On hearing that the firm was mulling a high income fund, however, my first thought was: is it not a tough environment in which to launch a high income?
Not from an asset gathering point of view mind you; in the current yield-hungry world a product from the WIM umbrella offering ‘high income’ will almost certainly be welcomed with open arms by the investment community, but rather in terms of finding sufficient, suitable investments.
After all, much of the news flow in recent weeks has centred on funds leaving the UK Equity Income Sector because the yield demands were becoming too onerous in the current low-yield world.
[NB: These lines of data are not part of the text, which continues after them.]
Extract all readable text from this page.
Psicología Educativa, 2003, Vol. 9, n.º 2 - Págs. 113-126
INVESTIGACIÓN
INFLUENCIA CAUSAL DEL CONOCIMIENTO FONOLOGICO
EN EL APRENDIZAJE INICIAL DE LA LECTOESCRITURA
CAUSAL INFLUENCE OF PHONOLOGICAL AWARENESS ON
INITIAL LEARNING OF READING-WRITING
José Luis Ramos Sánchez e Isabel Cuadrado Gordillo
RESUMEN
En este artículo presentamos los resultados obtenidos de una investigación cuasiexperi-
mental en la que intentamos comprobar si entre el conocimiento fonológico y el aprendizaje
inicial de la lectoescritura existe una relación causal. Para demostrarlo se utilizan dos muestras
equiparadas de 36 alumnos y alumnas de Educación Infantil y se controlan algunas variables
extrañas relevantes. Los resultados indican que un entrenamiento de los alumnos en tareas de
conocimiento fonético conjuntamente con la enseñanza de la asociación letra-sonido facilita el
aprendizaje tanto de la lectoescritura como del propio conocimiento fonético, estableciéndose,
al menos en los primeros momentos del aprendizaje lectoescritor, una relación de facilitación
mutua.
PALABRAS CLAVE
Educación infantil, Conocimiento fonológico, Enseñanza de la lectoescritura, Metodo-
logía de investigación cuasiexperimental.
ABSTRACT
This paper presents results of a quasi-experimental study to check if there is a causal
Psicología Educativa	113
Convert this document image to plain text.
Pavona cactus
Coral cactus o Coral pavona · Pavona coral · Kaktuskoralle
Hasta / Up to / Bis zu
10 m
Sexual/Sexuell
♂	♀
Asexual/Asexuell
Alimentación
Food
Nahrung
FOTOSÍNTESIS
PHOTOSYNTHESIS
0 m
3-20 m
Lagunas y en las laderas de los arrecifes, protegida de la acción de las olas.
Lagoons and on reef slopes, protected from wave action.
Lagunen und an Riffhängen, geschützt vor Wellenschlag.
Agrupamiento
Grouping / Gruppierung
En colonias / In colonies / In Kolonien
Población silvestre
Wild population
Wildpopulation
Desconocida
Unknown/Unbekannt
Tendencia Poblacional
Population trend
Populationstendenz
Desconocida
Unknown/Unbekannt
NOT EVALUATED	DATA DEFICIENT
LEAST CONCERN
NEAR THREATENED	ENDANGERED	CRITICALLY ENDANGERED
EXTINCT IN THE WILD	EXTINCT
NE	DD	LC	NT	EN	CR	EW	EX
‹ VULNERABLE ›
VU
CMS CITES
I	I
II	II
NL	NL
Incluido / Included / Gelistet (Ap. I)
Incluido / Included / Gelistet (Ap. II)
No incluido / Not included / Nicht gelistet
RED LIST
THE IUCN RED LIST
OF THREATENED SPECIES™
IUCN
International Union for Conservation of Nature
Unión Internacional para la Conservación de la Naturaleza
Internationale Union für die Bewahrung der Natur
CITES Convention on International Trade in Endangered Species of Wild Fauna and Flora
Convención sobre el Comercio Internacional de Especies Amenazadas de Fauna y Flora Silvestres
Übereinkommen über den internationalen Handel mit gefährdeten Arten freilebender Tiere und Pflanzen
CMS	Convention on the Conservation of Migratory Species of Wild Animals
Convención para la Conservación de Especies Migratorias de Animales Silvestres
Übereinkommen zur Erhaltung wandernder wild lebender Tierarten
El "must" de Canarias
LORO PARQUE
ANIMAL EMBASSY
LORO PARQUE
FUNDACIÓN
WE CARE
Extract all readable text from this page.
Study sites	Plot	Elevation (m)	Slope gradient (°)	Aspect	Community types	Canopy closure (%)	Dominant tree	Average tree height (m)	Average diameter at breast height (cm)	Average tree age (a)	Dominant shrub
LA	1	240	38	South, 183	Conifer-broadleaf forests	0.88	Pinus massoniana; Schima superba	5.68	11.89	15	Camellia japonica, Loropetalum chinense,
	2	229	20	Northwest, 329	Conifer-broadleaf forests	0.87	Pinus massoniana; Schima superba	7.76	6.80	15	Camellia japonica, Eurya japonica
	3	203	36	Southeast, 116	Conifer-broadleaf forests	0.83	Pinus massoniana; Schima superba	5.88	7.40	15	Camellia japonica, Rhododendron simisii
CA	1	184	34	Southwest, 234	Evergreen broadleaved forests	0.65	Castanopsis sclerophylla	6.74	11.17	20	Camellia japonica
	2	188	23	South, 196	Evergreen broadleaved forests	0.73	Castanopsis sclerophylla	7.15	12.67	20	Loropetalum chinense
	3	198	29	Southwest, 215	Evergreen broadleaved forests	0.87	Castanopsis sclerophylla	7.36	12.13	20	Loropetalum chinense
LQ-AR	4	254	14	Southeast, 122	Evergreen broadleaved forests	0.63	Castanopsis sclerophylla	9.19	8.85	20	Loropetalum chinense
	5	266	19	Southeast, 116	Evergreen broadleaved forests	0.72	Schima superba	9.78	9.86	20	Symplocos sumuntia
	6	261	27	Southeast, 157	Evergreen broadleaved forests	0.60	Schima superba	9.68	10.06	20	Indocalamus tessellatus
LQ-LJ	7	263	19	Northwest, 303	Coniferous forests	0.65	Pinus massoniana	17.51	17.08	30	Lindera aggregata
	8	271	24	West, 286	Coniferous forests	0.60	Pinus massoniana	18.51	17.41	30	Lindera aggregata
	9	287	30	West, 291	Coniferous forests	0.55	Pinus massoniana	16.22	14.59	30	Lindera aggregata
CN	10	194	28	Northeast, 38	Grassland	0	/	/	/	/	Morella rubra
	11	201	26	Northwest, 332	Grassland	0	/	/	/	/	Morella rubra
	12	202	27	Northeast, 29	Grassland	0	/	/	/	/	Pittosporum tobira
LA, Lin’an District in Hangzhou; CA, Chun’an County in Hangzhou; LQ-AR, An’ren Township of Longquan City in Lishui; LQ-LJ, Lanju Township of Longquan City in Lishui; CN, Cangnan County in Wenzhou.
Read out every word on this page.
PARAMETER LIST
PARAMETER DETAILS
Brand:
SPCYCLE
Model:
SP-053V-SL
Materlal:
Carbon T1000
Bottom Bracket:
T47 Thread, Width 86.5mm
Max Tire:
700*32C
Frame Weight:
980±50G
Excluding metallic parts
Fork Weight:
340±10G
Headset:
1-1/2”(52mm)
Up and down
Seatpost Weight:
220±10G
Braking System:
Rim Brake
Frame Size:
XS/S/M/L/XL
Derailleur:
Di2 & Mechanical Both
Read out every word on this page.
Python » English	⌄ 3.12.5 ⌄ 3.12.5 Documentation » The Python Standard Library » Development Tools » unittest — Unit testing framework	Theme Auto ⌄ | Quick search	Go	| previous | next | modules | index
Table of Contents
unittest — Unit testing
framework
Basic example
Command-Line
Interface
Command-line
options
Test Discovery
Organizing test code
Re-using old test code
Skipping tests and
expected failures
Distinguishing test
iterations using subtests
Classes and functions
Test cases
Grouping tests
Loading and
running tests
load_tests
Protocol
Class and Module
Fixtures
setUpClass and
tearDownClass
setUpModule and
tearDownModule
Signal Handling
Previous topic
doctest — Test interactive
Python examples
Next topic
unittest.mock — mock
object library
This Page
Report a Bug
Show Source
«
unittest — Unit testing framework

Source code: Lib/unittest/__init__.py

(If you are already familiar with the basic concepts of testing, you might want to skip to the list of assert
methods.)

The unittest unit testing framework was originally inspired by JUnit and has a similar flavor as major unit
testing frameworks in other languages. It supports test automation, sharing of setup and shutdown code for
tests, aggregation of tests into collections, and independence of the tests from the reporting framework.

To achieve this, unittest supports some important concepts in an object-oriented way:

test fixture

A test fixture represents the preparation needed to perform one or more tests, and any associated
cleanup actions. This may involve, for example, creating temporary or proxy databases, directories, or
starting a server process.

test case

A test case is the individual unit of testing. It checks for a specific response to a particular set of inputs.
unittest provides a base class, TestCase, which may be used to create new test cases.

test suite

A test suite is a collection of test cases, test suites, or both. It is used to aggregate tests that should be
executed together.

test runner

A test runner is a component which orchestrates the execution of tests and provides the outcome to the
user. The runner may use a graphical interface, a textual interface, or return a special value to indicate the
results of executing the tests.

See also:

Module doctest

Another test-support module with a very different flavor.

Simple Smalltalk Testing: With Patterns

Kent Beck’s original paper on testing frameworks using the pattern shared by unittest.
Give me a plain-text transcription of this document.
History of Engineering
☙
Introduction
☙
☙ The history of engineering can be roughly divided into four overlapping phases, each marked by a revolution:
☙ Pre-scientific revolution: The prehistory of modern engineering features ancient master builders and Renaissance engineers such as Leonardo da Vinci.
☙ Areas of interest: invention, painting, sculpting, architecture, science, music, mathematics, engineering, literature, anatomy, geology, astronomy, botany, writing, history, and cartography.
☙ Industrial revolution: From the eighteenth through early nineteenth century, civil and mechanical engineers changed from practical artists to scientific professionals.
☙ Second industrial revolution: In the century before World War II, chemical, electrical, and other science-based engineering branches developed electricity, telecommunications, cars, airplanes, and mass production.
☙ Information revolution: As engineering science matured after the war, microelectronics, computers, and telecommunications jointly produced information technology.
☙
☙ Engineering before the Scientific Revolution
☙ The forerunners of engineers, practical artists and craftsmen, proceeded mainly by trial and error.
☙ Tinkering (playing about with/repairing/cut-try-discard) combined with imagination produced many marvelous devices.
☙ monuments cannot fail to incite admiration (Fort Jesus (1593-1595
Indeed, a theme throughout markets in recent years has been the stretch for yield and its resultant impact on the valuation of stocks – particularly those offering a good quality, visible earnings profile and low volatility. A trend exacerbated by the fact that the dividends of many of traditionally high dividend payers have come under threat.
Granted, the fund’s proposed starting yield is 4.2-4.5% which is not too onerous, but it is worth noting that the firm was clear to indicate the new fund would have the flexibility to invest at least a portion of its assets overseas.
It said: “Although the higher yield would be achieved by investing primarily in UK-listed companies, we envisage that the fund would have no geographic constraints, giving Neil Woodford and his team the flexibility to invest to invest anywhere in the world where they identify a suitable investment opportunity.”